Weiden in der Oberpfalz
09.05.2026 - 10:36 Uhr

Blues, Groove und viel Spielfreude mit Chris B. auf der "Live Stage" im Weidener Parapluie

Mit Chris B. wurde der „Kulturbahnhof Parapluie“ am Freitagabend zur Bühne für einen facettenreichen Abend zwischen Blues, Jazz, Boogie Woogie und Soul.

Das Trio Chris B. auf der "Live Stage" im Kulturbahnhof. Bild: Kunz
Das Trio Chris B. auf der "Live Stage" im Kulturbahnhof.

Das Publikum erlebte ein Trio, das musikalische Erfahrung, Spielfreude und stilistische Offenheit überzeugend vereinte. Am Freitagabend wurde der „Kulturbahnhof Parapluie“ seinem Ruf als Ort lebendiger Konzertkultur erneut gerecht. Auf der „Live Stage“ gastierte Chris B. Mit dem Trio zog ein kraftvoller und zugleich geschmeidiger Sound durch den Saal, der schnell vom Zuhören zum Mittanzen animierte. Schon nach wenigen Stücken war spürbar: Hier stand keine Band auf der Bühne, die sich allein auf Routine verlässt. Hier spielten Musiker, die ihr Handwerk verstehen, einander Raum geben und aus jeder Nummer eine eigene Geschichte machen.

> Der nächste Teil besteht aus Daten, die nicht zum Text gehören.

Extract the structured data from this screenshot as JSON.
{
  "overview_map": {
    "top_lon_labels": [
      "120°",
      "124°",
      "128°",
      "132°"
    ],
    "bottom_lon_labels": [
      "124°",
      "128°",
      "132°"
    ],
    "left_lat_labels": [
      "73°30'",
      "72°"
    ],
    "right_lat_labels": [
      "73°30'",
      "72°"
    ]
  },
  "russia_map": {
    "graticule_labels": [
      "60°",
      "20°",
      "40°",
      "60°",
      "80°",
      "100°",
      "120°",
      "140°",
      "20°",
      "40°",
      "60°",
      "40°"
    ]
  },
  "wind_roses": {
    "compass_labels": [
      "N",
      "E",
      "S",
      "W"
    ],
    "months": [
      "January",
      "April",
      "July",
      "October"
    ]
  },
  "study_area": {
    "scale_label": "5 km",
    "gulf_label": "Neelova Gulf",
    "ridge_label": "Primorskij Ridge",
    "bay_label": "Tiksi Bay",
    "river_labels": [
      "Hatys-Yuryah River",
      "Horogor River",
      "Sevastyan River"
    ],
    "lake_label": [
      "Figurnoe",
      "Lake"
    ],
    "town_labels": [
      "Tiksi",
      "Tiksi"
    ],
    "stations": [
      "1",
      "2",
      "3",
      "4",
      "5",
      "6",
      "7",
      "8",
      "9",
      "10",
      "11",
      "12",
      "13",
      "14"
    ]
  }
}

Hinter Chris B. steht der Sänger und Pianist Christian Jung. In der Bluesszene ist er seit Jahren bekannt. Als Begleitmusiker von Karen Carroll, Sydney Ellis, Jeanne Carroll und Debra Harris trat er auf Festivals in ganz Europa auf. In der Region kennt man ihn auch als Pianisten der „Alligators of Swing“, bei denen er seit vielen Jahren spielt. Diese musikalische Herkunft war im „Parapluie“ deutlich zu hören. Der Blues bildete das Fundament, doch die Stücke öffneten sich immer wieder in Richtung Swing, Jazz, Soul und Boogie-Woogie.

Gemeinsam mit Anselm Gayler am Schlagzeug und Udo Schwendler an Bass, Sousaphon und Saxofon bildete sich ein bemerkenswert geschlossenes Trio. Gayler setzte präzise Akzente und hielt den Rhythmus mit sicherem Gespür in Bewegung. Schwendler verlieh dem Klangbild mit sattem Bass und markanten Saxofonlinien zusätzliche Farbe. Im Zentrum stand jedoch Christian Jungs treibendes Klavierspiel, das durch eine Mischung aus Druck, Eleganz und Lockerheit den Abend prägte. Als langjähriger Pianist des Grand-Hotels Nürnberg und der Nürnberg-Messe konnte er sein Repertoire in der Vergangenheit erweitern.

Besonders eindrucksvoll zeigte sich das bei eigenen Titeln wie „The Nectar from the Cotton Fields“, „Hey Girl“, „Blow Top Blues“ oder dem heimatverbundenen „The Southside of Fürth“. Die Stücke wirkten nie schematisch. Mal waren sie rau und direkt, dann wieder melodisch, fast schillernd, mit jazzigen Farben und viel Raum für spontane Nuancen. Immer wieder gelang es dem Trio, Stimmungen zu verdichten und zugleich Leichtigkeit zu bewahren. Das Publikum dankte es mit sichtbarer Aufmerksamkeit.